38. Un bien qui fait l’objet d’un contrat doit être tel qu’il puisse servir à un usage normal pendant une durée raisonnable, eu égard à son prix, aux dispositions du contrat et aux conditions d’utilisation du bien.

[17]           Ainsi, le bien doit être fait pour assurer aux consommateurs un usage normal, c’est-à-dire qu’il doit être exempt de défauts qui empêchent l’usage auquel il est normalement destiné. L’article 37 de la Loi sur la protection du consommateur a pour effet d’imposer aux fabricants et aux commerçants un résultat précis de ne pas fournir un produit qui ne réponde pas à l’attente raisonnable du consommateur ou qui est défectueux[2].

[18]           La garantie prévue aux articles 37 et 38 de la Loi sur la protection du consommateur s’appliquent aux biens vendus à l’état neuf et usagé. De plus, cette garantie est d’ordre public et ne peut être écartée par une exclusion conventionnelle[3].  À titre d’exemple, et comme elle tente sans succès de le faire, BRP ne peut invoquer une garantie conventionnelle avec une couverture moindre que les garanties offertes aux articles 37 et 38 de la Loi sur la protection du consommateur. 

[19]           La motoneige achetée par le demandeur chez Atelier Laforge et fabriquée par BRP ne répond pas à cette garantie d’ordre public.
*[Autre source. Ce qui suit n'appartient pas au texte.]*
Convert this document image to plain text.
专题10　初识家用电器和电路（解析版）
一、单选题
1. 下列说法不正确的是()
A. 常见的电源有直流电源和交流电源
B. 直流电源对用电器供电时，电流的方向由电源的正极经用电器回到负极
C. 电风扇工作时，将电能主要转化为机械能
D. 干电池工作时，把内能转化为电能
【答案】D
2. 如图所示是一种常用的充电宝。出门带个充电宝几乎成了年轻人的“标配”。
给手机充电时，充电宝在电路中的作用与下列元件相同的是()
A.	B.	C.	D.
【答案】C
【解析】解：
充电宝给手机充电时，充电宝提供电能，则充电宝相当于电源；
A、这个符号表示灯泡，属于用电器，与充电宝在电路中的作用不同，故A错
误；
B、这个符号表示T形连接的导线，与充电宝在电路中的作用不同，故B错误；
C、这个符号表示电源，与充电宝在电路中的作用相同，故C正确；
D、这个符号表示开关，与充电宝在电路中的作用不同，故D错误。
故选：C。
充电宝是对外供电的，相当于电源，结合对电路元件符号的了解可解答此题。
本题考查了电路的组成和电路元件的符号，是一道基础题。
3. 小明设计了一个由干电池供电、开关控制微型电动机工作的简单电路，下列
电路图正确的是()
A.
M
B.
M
[20]           Le demandeur achète une motoneige neuve au prix de 13 746 $.  Cette motoneige est achetée dans le but d’effectuer des voyages de randonnée sur sentiers fédérés avec des amis.  Dans les mois qui suivent son achat le demandeur découvre une défectuosité et s’empresse de se rendre chez Atelier Laforge. Un préposé rassure le demandeur sur l’état de la motoneige en mettant l’emphase sur le fait que de toute façon, elle est l’objet d’une garantie.

[21]           Le demandeur rassuré continue à utiliser la motoneige. Toutefois, la défectuosité s’accentue et inquiète le demandeur qui décide de ne plus effectuer de voyages de randonnée sur sentiers fédérés puisqu’il craint pour sa sécurité et celle du bien.

[22]           Aucun n’élément de preuve ne permet de conclure que le demandeur a pu avoir une utilisation inadéquate de la motoneige. Seul conducteur, il n’a fait que circuler sur sentiers fédérés.

[23]           Il n’est pas raisonnable qu’une motoneige neuve achetée à ce prix rencontre de tels problèmes en si peu de temps d’utilisation.   Le demandeur était en droit de s’attendre de pouvoir utiliser sa motoneige neuve sur sentiers fédérés pour effectuer des voyages de randonnée en toute sécurité. Rien dans la preuve n’indique des conditions anormales d’utilisation de la motoneige.

[24]           La situation particulière dans laquelle se trouve le demandeur est précisément celle de la garantie visée par les articles 37 et 38 de la Loi sur la protection du consommateur.  Par conséquent, le demandeur rencontre son fardeau de preuve et il a droit au coût de remplacement de la chenille de la motoneige ainsi qu’au coût de la main-d’œuvre y afférent.

 

POUR CES MOTIFS, LE TRIBUNAL :

[25]           CONDAMNE les défenderesses solidairement à verser au demandeur la somme de 1 638,35 $ avec intérêts au taux légal, et l’indemnité additionnelle prévue à l’article 1619 du Code civil du Québec à compter du 4 août 2021;

[26]           CONDAMNE les défenderesses solidairement à payer au demandeur les frais de justice de 106 $.

 

 

__________________________________

Vicky Lapierre, j.c.Q.

 

 

Date d’audience :

5 avril 2022

 


[1]  P-40 – Loi sur la protection du consommateur.

[2]  Nicole L’Heureux, Droit de la consommation, 5e édition, les Éditions Yvon Blais inc., paragraphe 57.

[3]  Claude Masse, Loi sur la protection du consommateur, Analyse et commentaires, Les Éditions Yvon Blais inc. page 259 et page 277.